In a white cohort with no corneal pathology, densitometry was highest in the anterior and peripheral cornea.7 The current study confirms that densitometry is highest in the anterior and peripheral area of keratoconic corneas. After corneal CXL, the anterior 120 μm of the cornea in the inner 0.0 to 2.0 mm concentric zone had the highest densitometry, corresponding to the target area receiving maximum treatment, as found by Pircher et al.29 Even at 12 months, although the mean densitometry had returned to baseline, the anterior inner area had the highest densitometry of all areas. Therefore, treatment with CXL appears to have a persistent effect in terms of altering the distribution of corneal densitometry.
In conclusion, this study strengthens current evidence of the transient development and resolution of corneal haze over a 12-month period after corneal CXL, allowing more informed preoperative counseling for patients, especially in terms of expected outcomes. Specifically, it highlights the resolution of corneal haze without application of corticosteroids in a timeline similar to that in earlier studies that used topical corticosteroids in the treatment regimen. A lower baseline CCT was associated with higher densitometry; thus, haze development might be anticipated in patients with advanced keratoconus. The analysis of densitometry in 3 layers and 4 annular zones of the cornea also provides information about the specific area affected by treatment. Overall, the reported natural history of corneal haze after CXL might enable clinicians to form more appropriate future management plans for the affected eye as well as for the contralateral eye when using CXL.
What Was Known
- Varying degrees of transient corneal haze is observed in most eyes after corneal CXL.

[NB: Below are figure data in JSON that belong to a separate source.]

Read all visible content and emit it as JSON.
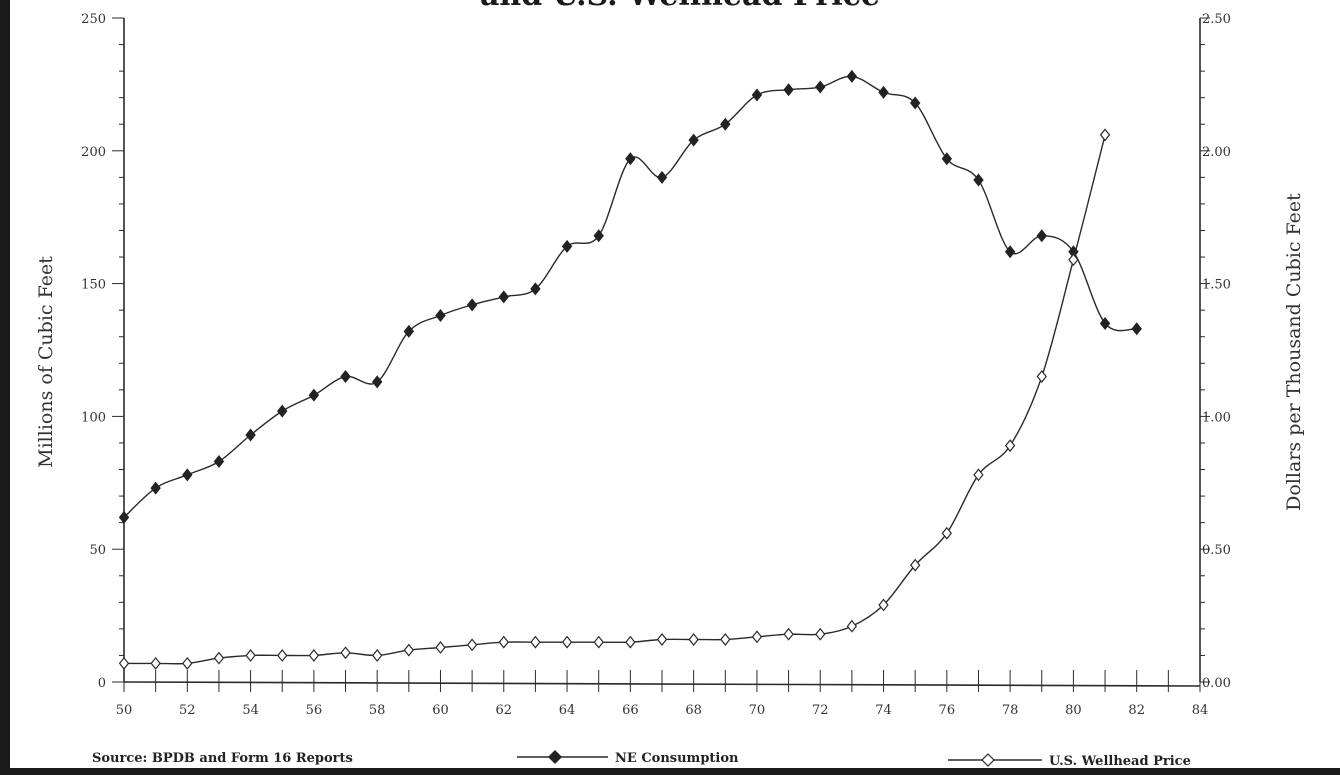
{
  "chart_data": {
    "type": "line",
    "title": "and U.S. Wellhead Price",
    "ylabel_left": "Millions of Cubic Feet",
    "ylabel_right": "Dollars per Thousand Cubic Feet",
    "xlabel": "",
    "xlim": [
      50,
      84
    ],
    "ylim_left": [
      0,
      250
    ],
    "ylim_right": [
      0,
      2.5
    ],
    "x_ticks": [
      "50",
      "52",
      "54",
      "56",
      "58",
      "60",
      "62",
      "64",
      "66",
      "68",
      "70",
      "72",
      "74",
      "76",
      "78",
      "80",
      "82",
      "84"
    ],
    "y_left_ticks": [
      "0",
      "50",
      "100",
      "150",
      "200",
      "250"
    ],
    "y_right_ticks": [
      "0.00",
      "0.50",
      "1.00",
      "1.50",
      "2.00",
      "2.50"
    ],
    "grid": false,
    "legend_position": "bottom",
    "series": [
      {
        "name": "NE Consumption",
        "axis": "left",
        "marker": "filled-diamond",
        "x": [
          50,
          51,
          52,
          53,
          54,
          55,
          56,
          57,
          58,
          59,
          60,
          61,
          62,
          63,
          64,
          65,
          66,
          67,
          68,
          69,
          70,
          71,
          72,
          73,
          74,
          75,
          76,
          77,
          78,
          79,
          80,
          81,
          82
        ],
        "values": [
          62,
          73,
          78,
          83,
          93,
          102,
          108,
          115,
          113,
          132,
          138,
          142,
          145,
          148,
          164,
          168,
          197,
          190,
          204,
          210,
          221,
          223,
          224,
          228,
          222,
          218,
          197,
          189,
          162,
          168,
          162,
          135,
          133
        ]
      },
      {
        "name": "U.S. Wellhead Price",
        "axis": "right",
        "marker": "open-diamond",
        "x": [
          50,
          51,
          52,
          53,
          54,
          55,
          56,
          57,
          58,
          59,
          60,
          61,
          62,
          63,
          64,
          65,
          66,
          67,
          68,
          69,
          70,
          71,
          72,
          73,
          74,
          75,
          76,
          77,
          78,
          79,
          80,
          81
        ],
        "values": [
          0.07,
          0.07,
          0.07,
          0.09,
          0.1,
          0.1,
          0.1,
          0.11,
          0.1,
          0.12,
          0.13,
          0.14,
          0.15,
          0.15,
          0.15,
          0.15,
          0.15,
          0.16,
          0.16,
          0.16,
          0.17,
          0.18,
          0.18,
          0.21,
          0.29,
          0.44,
          0.56,
          0.78,
          0.89,
          1.15,
          1.59,
          2.06
        ]
      }
    ]
  },
  "footer": {
    "source": "Source: BPDB and Form 16 Reports",
    "legend_ne": "NE Consumption",
    "legend_price": "U.S. Wellhead Price"
  },
  "colors": {
    "line": "#2a2a2a",
    "marker_fill": "#222222",
    "background": "#ffffff"
  }
}
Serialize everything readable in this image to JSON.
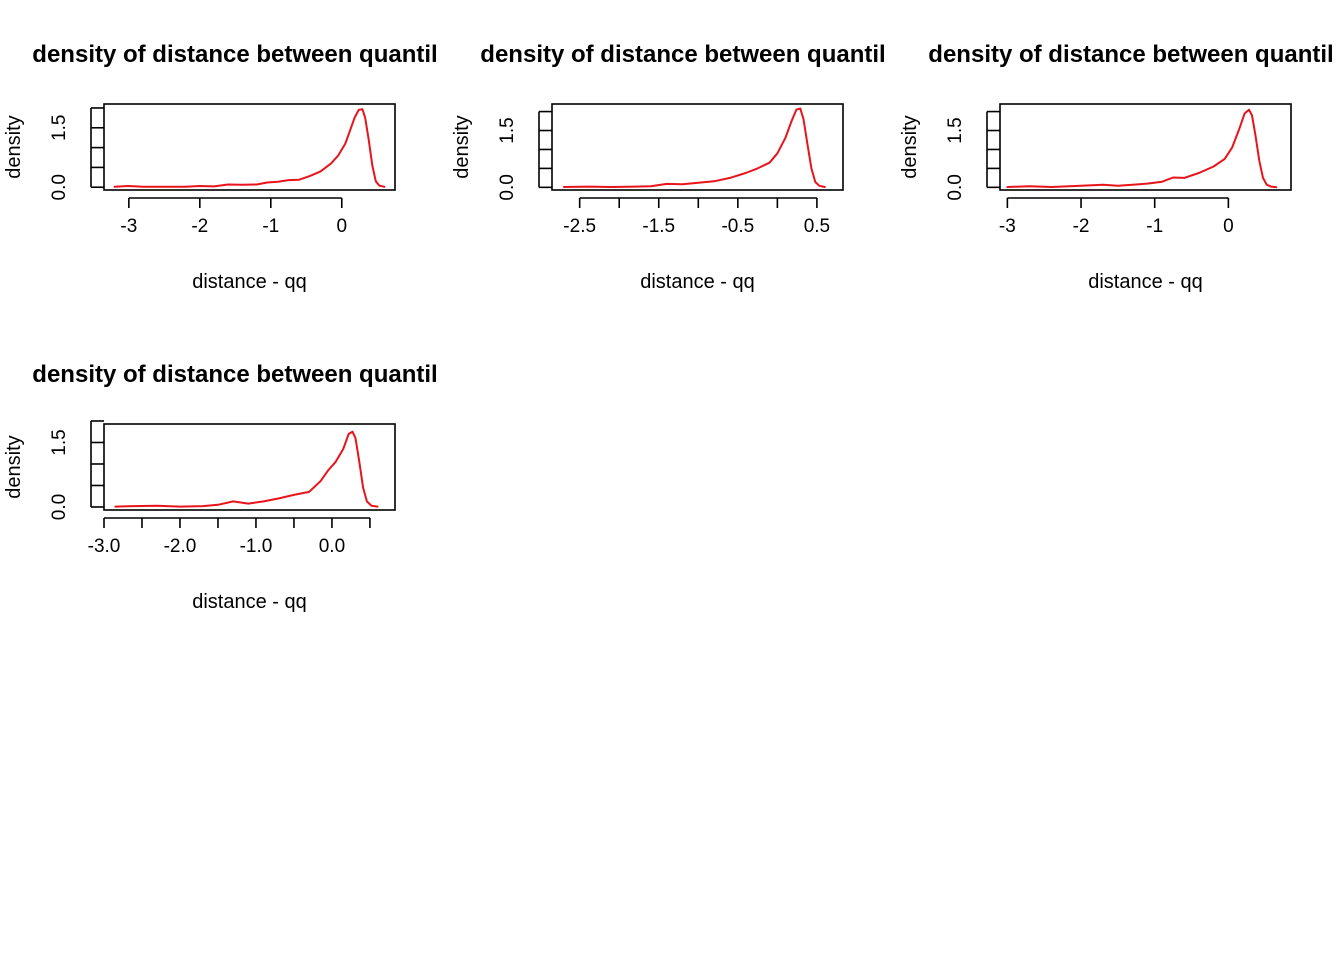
{
  "colors": {
    "line": "#e8141b",
    "axis": "#000000",
    "background": "#ffffff"
  },
  "chart_data": [
    {
      "type": "line",
      "title": "density of distance between quantil",
      "xlabel": "distance - qq",
      "ylabel": "density",
      "xticks": [
        -3,
        -2,
        -1,
        0
      ],
      "xtick_labels": [
        "-3",
        "-2",
        "-1",
        "0"
      ],
      "yticks": [
        0,
        0.5,
        1.0,
        1.5,
        2.0
      ],
      "ytick_labels": [
        "0.0",
        "",
        "",
        "1.5",
        ""
      ],
      "xlim": [
        -3.35,
        0.75
      ],
      "ylim": [
        -0.07,
        2.1
      ],
      "grid": false,
      "series": [
        {
          "x": [
            -3.2,
            -3.0,
            -2.8,
            -2.5,
            -2.2,
            -2.0,
            -1.8,
            -1.6,
            -1.4,
            -1.2,
            -1.05,
            -0.9,
            -0.75,
            -0.6,
            -0.45,
            -0.3,
            -0.15,
            -0.05,
            0.05,
            0.12,
            0.18,
            0.24,
            0.29,
            0.33,
            0.38,
            0.43,
            0.48,
            0.53,
            0.6
          ],
          "y": [
            0.01,
            0.03,
            0.01,
            0.01,
            0.01,
            0.03,
            0.02,
            0.07,
            0.06,
            0.07,
            0.12,
            0.14,
            0.18,
            0.19,
            0.28,
            0.4,
            0.6,
            0.8,
            1.1,
            1.45,
            1.75,
            1.95,
            1.97,
            1.75,
            1.2,
            0.55,
            0.15,
            0.04,
            0.01
          ]
        }
      ]
    },
    {
      "type": "line",
      "title": "density of distance between quantil",
      "xlabel": "distance - qq",
      "ylabel": "density",
      "xticks": [
        -2.5,
        -2.0,
        -1.5,
        -1.0,
        -0.5,
        0.0,
        0.5
      ],
      "xtick_labels": [
        "-2.5",
        "",
        "-1.5",
        "",
        "-0.5",
        "",
        "0.5"
      ],
      "yticks": [
        0,
        0.5,
        1.0,
        1.5,
        2.0
      ],
      "ytick_labels": [
        "0.0",
        "",
        "",
        "1.5",
        ""
      ],
      "xlim": [
        -2.85,
        0.83
      ],
      "ylim": [
        -0.07,
        2.2
      ],
      "grid": false,
      "series": [
        {
          "x": [
            -2.7,
            -2.4,
            -2.1,
            -1.8,
            -1.6,
            -1.4,
            -1.2,
            -1.0,
            -0.8,
            -0.6,
            -0.4,
            -0.25,
            -0.1,
            0.0,
            0.1,
            0.18,
            0.24,
            0.29,
            0.33,
            0.38,
            0.43,
            0.48,
            0.53,
            0.6
          ],
          "y": [
            0.01,
            0.02,
            0.01,
            0.02,
            0.03,
            0.09,
            0.08,
            0.12,
            0.16,
            0.25,
            0.38,
            0.5,
            0.65,
            0.9,
            1.3,
            1.75,
            2.05,
            2.08,
            1.8,
            1.15,
            0.5,
            0.14,
            0.04,
            0.01
          ]
        }
      ]
    },
    {
      "type": "line",
      "title": "density of distance between quantil",
      "xlabel": "distance - qq",
      "ylabel": "density",
      "xticks": [
        -3,
        -2,
        -1,
        0
      ],
      "xtick_labels": [
        "-3",
        "-2",
        "-1",
        "0"
      ],
      "yticks": [
        0,
        0.5,
        1.0,
        1.5,
        2.0
      ],
      "ytick_labels": [
        "0.0",
        "",
        "",
        "1.5",
        ""
      ],
      "xlim": [
        -3.1,
        0.85
      ],
      "ylim": [
        -0.07,
        2.2
      ],
      "grid": false,
      "series": [
        {
          "x": [
            -3.0,
            -2.7,
            -2.4,
            -2.0,
            -1.7,
            -1.5,
            -1.3,
            -1.1,
            -0.9,
            -0.75,
            -0.6,
            -0.4,
            -0.2,
            -0.05,
            0.05,
            0.15,
            0.22,
            0.28,
            0.32,
            0.37,
            0.42,
            0.47,
            0.52,
            0.58,
            0.65
          ],
          "y": [
            0.01,
            0.03,
            0.01,
            0.04,
            0.07,
            0.04,
            0.07,
            0.1,
            0.15,
            0.26,
            0.25,
            0.38,
            0.55,
            0.75,
            1.05,
            1.55,
            1.95,
            2.05,
            1.9,
            1.35,
            0.7,
            0.25,
            0.07,
            0.02,
            0.0
          ]
        }
      ]
    },
    {
      "type": "line",
      "title": "density of distance between quantil",
      "xlabel": "distance - qq",
      "ylabel": "density",
      "xticks": [
        -3.0,
        -2.5,
        -2.0,
        -1.5,
        -1.0,
        -0.5,
        0.0,
        0.5
      ],
      "xtick_labels": [
        "-3.0",
        "",
        "-2.0",
        "",
        "-1.0",
        "",
        "0.0",
        ""
      ],
      "yticks": [
        0,
        0.5,
        1.0,
        1.5,
        2.0
      ],
      "ytick_labels": [
        "0.0",
        "",
        "",
        "1.5",
        ""
      ],
      "xlim": [
        -3.0,
        0.83
      ],
      "ylim": [
        -0.07,
        1.93
      ],
      "grid": false,
      "series": [
        {
          "x": [
            -2.85,
            -2.6,
            -2.3,
            -2.0,
            -1.7,
            -1.5,
            -1.3,
            -1.1,
            -0.9,
            -0.7,
            -0.5,
            -0.3,
            -0.15,
            -0.05,
            0.05,
            0.15,
            0.22,
            0.27,
            0.31,
            0.36,
            0.41,
            0.46,
            0.52,
            0.6
          ],
          "y": [
            0.01,
            0.02,
            0.03,
            0.01,
            0.02,
            0.05,
            0.13,
            0.08,
            0.13,
            0.2,
            0.28,
            0.35,
            0.6,
            0.85,
            1.05,
            1.35,
            1.7,
            1.75,
            1.6,
            1.05,
            0.45,
            0.13,
            0.03,
            0.01
          ]
        }
      ]
    }
  ]
}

- There are contradicting reports of whether densitometry remains elevated 12 months after CXL in keratoconic eyes.
What This Paper Adds
- The mean corneal densitometry peaked in the anterior 120 μm and inner 0.0 to 2.0 mm zone 1 month after CXL then subsequently decreased to baseline values after 6 months.
- The preoperative CCT was inversely related to densitometry.
- Densitometry remained stable in untreated contralateral eyes; thus, the change in densitometry can be attributed to the CXL treatment.